In Episode #28, co-hosts Bita and Beata share how eggs are used in Persian recipes and Persian cuisine, not just for breakfast!
Eggs in recipes
- Khagineh – eggs fried in a pan with flour and sugar
- Khormah maloos – caramelized dates cooked with eggs
- Eggs for breakfast covered in “Persian Breakfast” episode #27
- Salad Olivier – Persian chicken and egg salad
- Kookoos – koo sabzi, other kookoo varieties – with eggplant or potatoes
What is koo koo?
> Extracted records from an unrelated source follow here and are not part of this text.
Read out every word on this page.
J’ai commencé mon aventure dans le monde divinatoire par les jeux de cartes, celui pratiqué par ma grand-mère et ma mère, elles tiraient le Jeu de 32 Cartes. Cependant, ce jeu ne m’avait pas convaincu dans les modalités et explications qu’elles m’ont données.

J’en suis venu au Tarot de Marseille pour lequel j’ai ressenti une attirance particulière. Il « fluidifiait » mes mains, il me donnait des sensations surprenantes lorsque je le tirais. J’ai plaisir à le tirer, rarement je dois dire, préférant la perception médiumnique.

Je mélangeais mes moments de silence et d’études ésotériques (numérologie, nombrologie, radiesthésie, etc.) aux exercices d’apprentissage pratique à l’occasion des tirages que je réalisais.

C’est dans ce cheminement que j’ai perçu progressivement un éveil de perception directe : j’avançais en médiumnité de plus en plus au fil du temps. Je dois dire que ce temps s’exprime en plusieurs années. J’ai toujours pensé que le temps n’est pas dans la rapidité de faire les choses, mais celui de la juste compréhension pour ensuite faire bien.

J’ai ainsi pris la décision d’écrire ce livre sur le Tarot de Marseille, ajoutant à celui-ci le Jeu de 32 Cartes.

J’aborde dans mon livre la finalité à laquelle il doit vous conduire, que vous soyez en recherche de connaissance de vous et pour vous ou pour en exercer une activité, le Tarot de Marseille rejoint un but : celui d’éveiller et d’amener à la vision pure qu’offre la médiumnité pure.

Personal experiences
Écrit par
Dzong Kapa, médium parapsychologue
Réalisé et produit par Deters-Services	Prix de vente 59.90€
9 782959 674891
A frittata type egg based dish made with a little flour and the additive of herbs, or potatoes, or eggplant, spices
- The “Beats” versions and ideas for deviled eggs
Bita – with mustard and saffron; use plastic bag to pipe and make pretty presentation
Beata – idea to stuff hard boiled egg white with salad olivier
Eggs served with rice
- Raw served on rice with a decadent version of chelo kabab (rice and kabab)
- Cooked fried egg over rice as a meat substitute for protein
Ask the Beats!
Question from Hazar from Instagram: What are some easy “sham” (Persian dinner) ideas?
- Tahcheen made with leftover rice and chicken (just add yogurt, saffron, and eggs)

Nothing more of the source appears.